Page 3 – Bird on Fire – Andrew Ross
Though Ross is clearly progressive in his politics and highly critical of those on the right who, in his view, have disproportionately contributed to the problem of unsustainability, he notes a strange marriage between environmental activists and those who hold passionate anti-immigrant views. While these are two groups that otherwise do not see eye to eye, together they have suggested that overpopulation is the reason for Phoenix’s unsustainability and that undocumented immigrants play a disproportionate role in the problem. The overpopulation argument gained widespread attention in 1968, when Paul Ehrlich wrote his best-seller The Population Bomb, though his arguments have been widely discredited or diminished in the intervening decades. Regardless, Ross says that the argument linking undocumented immigrants with the sustainability problem are mostly unwarranted. New immigrants, and especially the undocumented, still tend to reside disproportionately on modest means in urban centers, and for that reason alone cannot be considered less sustainable than those more free to contribute to lifestyles and cultures of excess and sprawl.
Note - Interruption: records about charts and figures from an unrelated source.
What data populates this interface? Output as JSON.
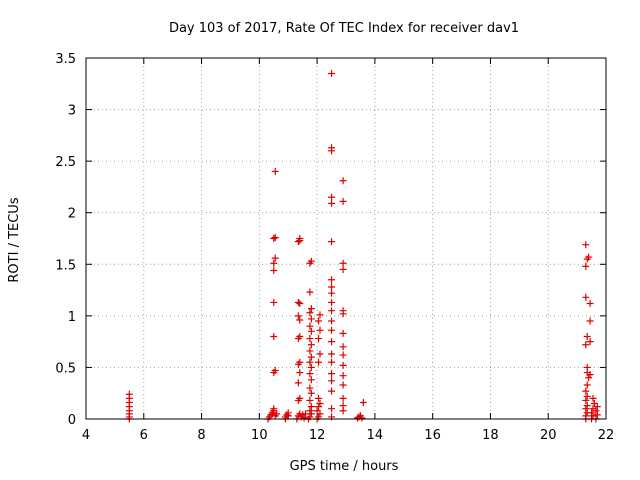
{
  "chart_data": {
    "type": "scatter",
    "title": "Day 103 of 2017, Rate Of TEC Index for receiver dav1",
    "xlabel": "GPS time / hours",
    "ylabel": "ROTI / TECUs",
    "xlim": [
      4,
      22
    ],
    "ylim": [
      0,
      3.5
    ],
    "xticks": [
      "4",
      "6",
      "8",
      "10",
      "12",
      "14",
      "16",
      "18",
      "20",
      "22"
    ],
    "yticks": [
      "0",
      "0.5",
      "1",
      "1.5",
      "2",
      "2.5",
      "3",
      "3.5"
    ],
    "grid": true,
    "marker": "+",
    "color": "#e00000",
    "series": [
      {
        "points": [
          [
            5.5,
            0.0
          ],
          [
            5.5,
            0.02
          ],
          [
            5.5,
            0.05
          ],
          [
            5.5,
            0.08
          ],
          [
            5.5,
            0.12
          ],
          [
            5.5,
            0.16
          ],
          [
            5.5,
            0.2
          ],
          [
            5.5,
            0.24
          ],
          [
            10.3,
            0.0
          ],
          [
            10.35,
            0.02
          ],
          [
            10.4,
            0.04
          ],
          [
            10.45,
            0.06
          ],
          [
            10.5,
            0.08
          ],
          [
            10.5,
            0.1
          ],
          [
            10.55,
            0.03
          ],
          [
            10.6,
            0.05
          ],
          [
            10.5,
            0.45
          ],
          [
            10.55,
            0.47
          ],
          [
            10.5,
            0.8
          ],
          [
            10.5,
            1.13
          ],
          [
            10.5,
            1.44
          ],
          [
            10.5,
            1.51
          ],
          [
            10.55,
            1.56
          ],
          [
            10.5,
            1.75
          ],
          [
            10.55,
            1.76
          ],
          [
            10.55,
            2.4
          ],
          [
            10.9,
            0.0
          ],
          [
            10.9,
            0.02
          ],
          [
            10.95,
            0.04
          ],
          [
            11.0,
            0.06
          ],
          [
            11.0,
            0.03
          ],
          [
            11.3,
            0.0
          ],
          [
            11.35,
            0.03
          ],
          [
            11.4,
            0.05
          ],
          [
            11.45,
            0.02
          ],
          [
            11.5,
            0.04
          ],
          [
            11.55,
            0.01
          ],
          [
            11.6,
            0.05
          ],
          [
            11.35,
            0.18
          ],
          [
            11.4,
            0.2
          ],
          [
            11.35,
            0.35
          ],
          [
            11.4,
            0.45
          ],
          [
            11.35,
            0.53
          ],
          [
            11.4,
            0.55
          ],
          [
            11.35,
            0.78
          ],
          [
            11.4,
            0.8
          ],
          [
            11.4,
            0.96
          ],
          [
            11.35,
            1.0
          ],
          [
            11.4,
            1.12
          ],
          [
            11.35,
            1.13
          ],
          [
            11.35,
            1.72
          ],
          [
            11.4,
            1.73
          ],
          [
            11.4,
            1.75
          ],
          [
            11.7,
            0.0
          ],
          [
            11.75,
            0.02
          ],
          [
            11.8,
            0.05
          ],
          [
            11.75,
            0.08
          ],
          [
            11.8,
            0.12
          ],
          [
            11.75,
            0.18
          ],
          [
            11.8,
            0.25
          ],
          [
            11.75,
            0.3
          ],
          [
            11.8,
            0.38
          ],
          [
            11.75,
            0.44
          ],
          [
            11.8,
            0.5
          ],
          [
            11.75,
            0.55
          ],
          [
            11.8,
            0.6
          ],
          [
            11.75,
            0.66
          ],
          [
            11.8,
            0.72
          ],
          [
            11.75,
            0.78
          ],
          [
            11.8,
            0.85
          ],
          [
            11.75,
            0.9
          ],
          [
            11.8,
            0.97
          ],
          [
            11.75,
            1.03
          ],
          [
            11.8,
            1.07
          ],
          [
            11.75,
            1.23
          ],
          [
            11.75,
            1.51
          ],
          [
            11.8,
            1.53
          ],
          [
            12.0,
            0.0
          ],
          [
            12.05,
            0.02
          ],
          [
            12.1,
            0.05
          ],
          [
            12.0,
            0.08
          ],
          [
            12.05,
            0.12
          ],
          [
            12.1,
            0.15
          ],
          [
            12.05,
            0.2
          ],
          [
            12.05,
            0.55
          ],
          [
            12.1,
            0.63
          ],
          [
            12.05,
            0.78
          ],
          [
            12.1,
            0.86
          ],
          [
            12.05,
            0.95
          ],
          [
            12.1,
            1.01
          ],
          [
            12.5,
            0.02
          ],
          [
            12.5,
            0.1
          ],
          [
            12.5,
            0.27
          ],
          [
            12.5,
            0.37
          ],
          [
            12.5,
            0.44
          ],
          [
            12.5,
            0.55
          ],
          [
            12.5,
            0.63
          ],
          [
            12.5,
            0.75
          ],
          [
            12.5,
            0.86
          ],
          [
            12.5,
            0.95
          ],
          [
            12.5,
            1.05
          ],
          [
            12.5,
            1.13
          ],
          [
            12.5,
            1.22
          ],
          [
            12.5,
            1.28
          ],
          [
            12.5,
            1.35
          ],
          [
            12.5,
            1.72
          ],
          [
            12.5,
            2.09
          ],
          [
            12.5,
            2.15
          ],
          [
            12.5,
            2.6
          ],
          [
            12.5,
            2.63
          ],
          [
            12.5,
            3.35
          ],
          [
            12.9,
            0.08
          ],
          [
            12.9,
            0.13
          ],
          [
            12.9,
            0.2
          ],
          [
            12.9,
            0.33
          ],
          [
            12.9,
            0.42
          ],
          [
            12.9,
            0.52
          ],
          [
            12.9,
            0.62
          ],
          [
            12.9,
            0.7
          ],
          [
            12.9,
            0.83
          ],
          [
            12.9,
            1.02
          ],
          [
            12.9,
            1.05
          ],
          [
            12.9,
            1.45
          ],
          [
            12.9,
            1.51
          ],
          [
            12.9,
            2.11
          ],
          [
            12.9,
            2.31
          ],
          [
            13.4,
            0.01
          ],
          [
            13.45,
            0.02
          ],
          [
            13.5,
            0.03
          ],
          [
            13.55,
            0.01
          ],
          [
            13.6,
            0.16
          ],
          [
            21.3,
            0.0
          ],
          [
            21.3,
            0.03
          ],
          [
            21.35,
            0.06
          ],
          [
            21.3,
            0.1
          ],
          [
            21.35,
            0.13
          ],
          [
            21.3,
            0.18
          ],
          [
            21.35,
            0.22
          ],
          [
            21.3,
            0.27
          ],
          [
            21.35,
            0.33
          ],
          [
            21.4,
            0.4
          ],
          [
            21.35,
            0.45
          ],
          [
            21.35,
            0.5
          ],
          [
            21.3,
            0.72
          ],
          [
            21.35,
            0.8
          ],
          [
            21.3,
            1.18
          ],
          [
            21.3,
            1.48
          ],
          [
            21.35,
            1.55
          ],
          [
            21.4,
            1.57
          ],
          [
            21.3,
            1.69
          ],
          [
            21.45,
            1.12
          ],
          [
            21.45,
            0.95
          ],
          [
            21.45,
            0.75
          ],
          [
            21.45,
            0.43
          ],
          [
            21.5,
            0.0
          ],
          [
            21.55,
            0.03
          ],
          [
            21.5,
            0.06
          ],
          [
            21.55,
            0.1
          ],
          [
            21.6,
            0.15
          ],
          [
            21.55,
            0.2
          ],
          [
            21.65,
            0.0
          ],
          [
            21.7,
            0.04
          ],
          [
            21.65,
            0.08
          ],
          [
            21.7,
            0.12
          ]
        ]
      }
    ]
  }
}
Since 2007, with the collapse of the housing market and the nationwide recession that followed, the expansion of Phoenix — the fastest growing metro area in the post-World War II years — has come to a screeching halt. Until that time, suburbs were springing up and land was being purchased for further development in far corners of the Valley, so when the market took a dive, Phoenix was hit especially hard. An important question therefore arose: if the growth machine had so much to do with Phoenix’s sustainability problem, what now?
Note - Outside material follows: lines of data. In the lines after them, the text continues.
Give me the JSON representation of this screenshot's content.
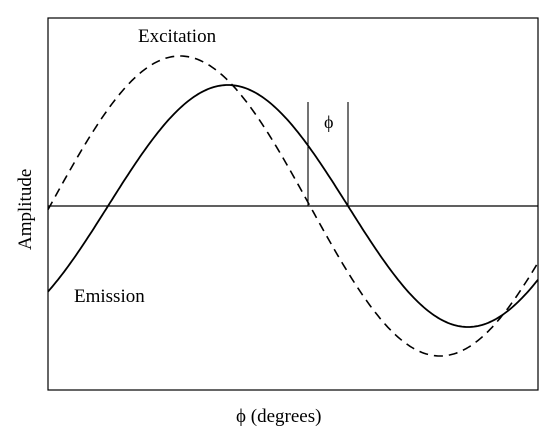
{
  "diagram": {
    "labels": {
      "excitation": "Excitation",
      "emission": "Emission",
      "phase_shift": "ϕ",
      "y_axis": "Amplitude",
      "x_axis": "ϕ (degrees)"
    },
    "curves": [
      {
        "name": "Excitation",
        "style": "dashed"
      },
      {
        "name": "Emission",
        "style": "solid"
      }
    ]
  }
}
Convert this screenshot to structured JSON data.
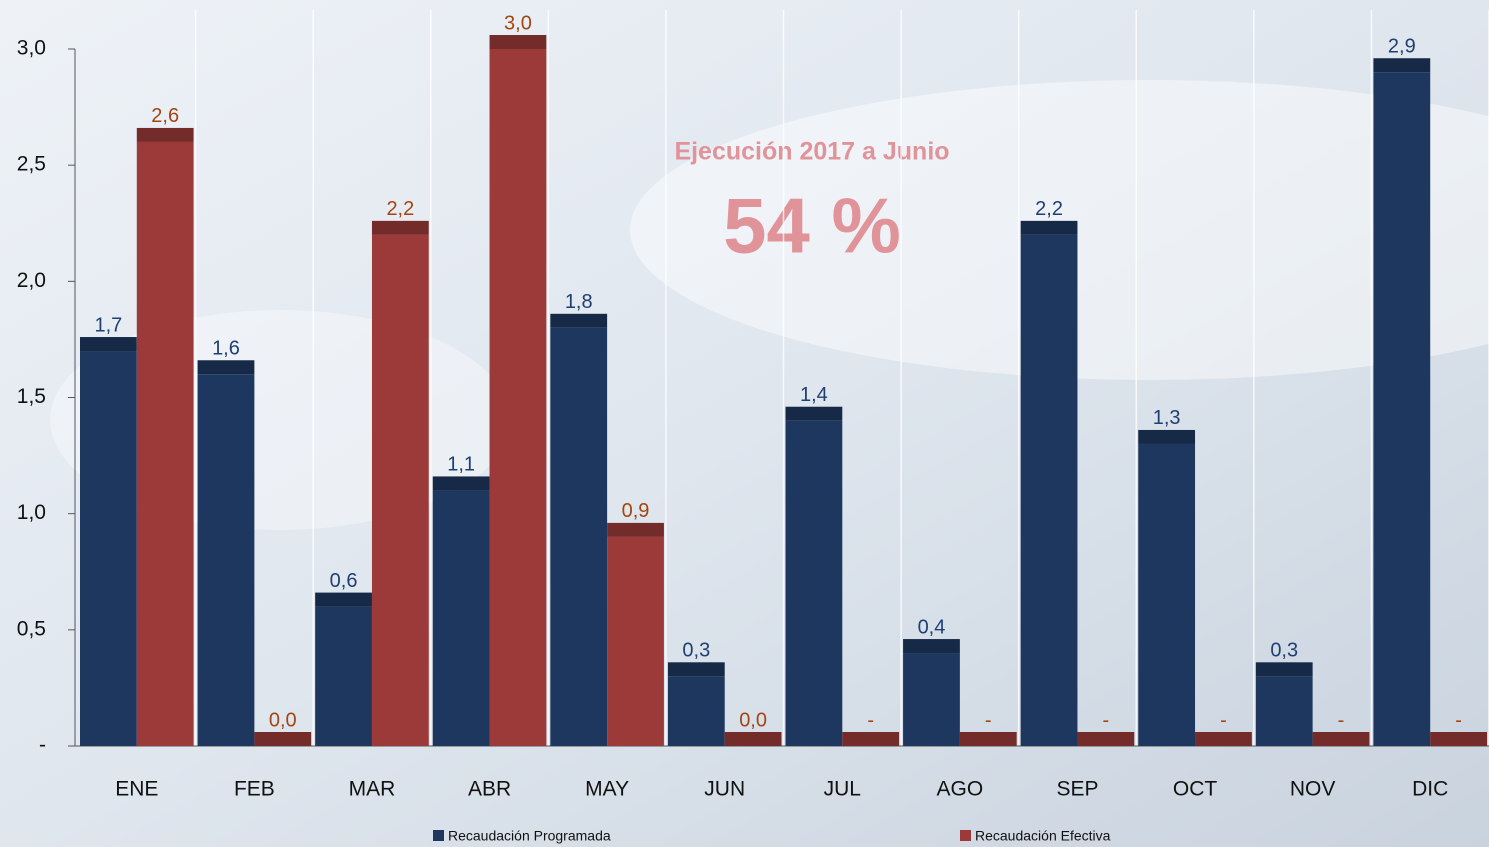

One the one hand, a time of widespread economic hardship is not the most convenient time for sustainability advocates to make their pitch; after all, going green isn’t free, and its benefits often only come by way of delayed gratification. On the other hand, with new construction at a virtual stand-still, this is a great opportunity to reconsider the status quo. And some of the heavy hitters are beginning to do so. With all things green en vogue at the moment, developers who have fed the growth machine are inclined to cash in on the trend and are doing so in their bids to lay claim to lucrative plots of land, particularly in the far end of the East Valley, where they are proposing more sustainable designs. Ross argues, however, that this is only exacerbating the problem, since small gains there will nonetheless mean more and more people spread further and further away from city centers, where true sustainability must happen. Indeed, according to Ross, the answer to the sustainability question needs to involve “infill” of urban centers. Mixed-use zoning, adaptive reuse of existing but vacant buildings, and energy-efficient construction on the Valley’s many empty lots in urban centers, along with a better mass transit system, would go a long way towards making the Phoenix metro area a truly sustainable one.